Amgen (AMGN) is another stock that scores very highly based on my analytical scoring system. The company's shares hit an all-time peak of $261 in mid-July but have since pulled back to $248 at the time of writing. The company has a large market cap of $145.5bn but trades at a discount to its enterprise value of $162.4bn. In FY19 EPS was $13 on revenues of $23.3bn, representing a PE of 20x. The net profit margin was an impressive 34%.
Amgen has a large and diverse portfolio of commercialised drugs, led by Enbrel, a rheumatoid arthritis (and other chronic diseases) treatment which made sales of $5.2bn in 2019, white blood cell booster Neulasta ($3.2bn of sales) and osteoporosis treatment Prolia ($2.7bn of sales). The company also pays a dividend which yields 2.58%. As such, Amgen strikes me as a strong and steady long-term hold opportunity with plenty of upside potential - the company has an exciting development pipeline hence there will be no shortage of upcoming price catalysts.

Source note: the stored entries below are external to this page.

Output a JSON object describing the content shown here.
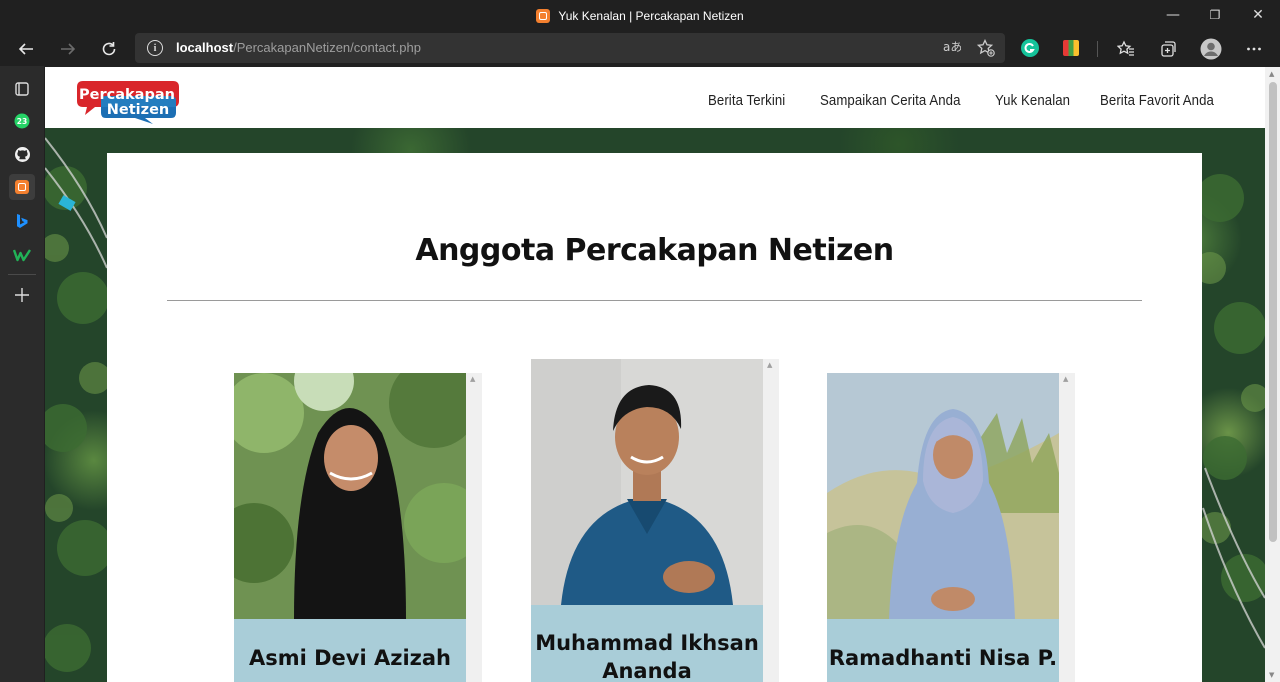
{
  "window": {
    "title": "Yuk Kenalan | Percakapan Netizen",
    "controls": {
      "minimize": "—",
      "restore": "❐",
      "close": "✕"
    }
  },
  "toolbar": {
    "url_host": "localhost",
    "url_path": "/PercakapanNetizen/contact.php"
  },
  "sidebar": {
    "icons": [
      "tabs-icon",
      "whatsapp-icon",
      "github-icon",
      "xampp-icon",
      "bing-icon",
      "webflow-icon",
      "add-icon"
    ],
    "whatsapp_badge": "23"
  },
  "site": {
    "logo": {
      "line1": "Percakapan",
      "line2": "Netizen"
    },
    "nav": [
      {
        "label": "Berita Terkini"
      },
      {
        "label": "Sampaikan Cerita Anda"
      },
      {
        "label": "Yuk Kenalan"
      },
      {
        "label": "Berita Favorit Anda"
      }
    ]
  },
  "page": {
    "heading": "Anggota Percakapan Netizen",
    "members": [
      {
        "name": "Asmi Devi Azizah",
        "scarf_color": "#141414",
        "bg_color": "#6f9252",
        "top_color": "#141414"
      },
      {
        "name": "Muhammad Ikhsan Ananda",
        "scarf_color": "#1c1c1c",
        "bg_color": "#d8d8d6",
        "top_color": "#1f5a86"
      },
      {
        "name": "Ramadhanti Nisa P.",
        "scarf_color": "#aab6d8",
        "bg_color": "#b9c6a4",
        "top_color": "#98afd3"
      }
    ]
  },
  "colors": {
    "name_banner": "#a9cdd8",
    "logo_red": "#d9262b",
    "logo_blue": "#1c6fb4"
  }
}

Finally, Novo Nordisk (NVO) came onto my radar this week owing to its strong HB Live score of 2.4 - the fifth highest score in my biohealth stock universe. Trading at $65.1 at the time of writing, close to its 52-week peak of $69, the Danish drug manufacturer that specialises in Diabetes treatments has grown revenues from $10.9bn in 2010 to $18.3bn in FY19, achieving a net profit margin of 32% and posting EPS of $2.5 for a PE ratio of 25x.
The diabetes treatment market is growing as the condition is becoming more prevalent - especially Type-2 diabetes, a market that is expected to nearly double in size from $31.2bn in 2015, to $58.7bn by 2025. There are numerous competitors in the field, but Novo has leading products in most treatment markets - such as orally administered and recently approved Rybelsus, injectable Ozempic ($1.65bn of sales in 2019), and best-seller Victoza - and blanket reimbursement coverage in place in the US market.
Analysts are forecasting 5.9% annual revenue growth for the company through 2026, to $27.3bn, and I can see such growth pushing the share price to new highs.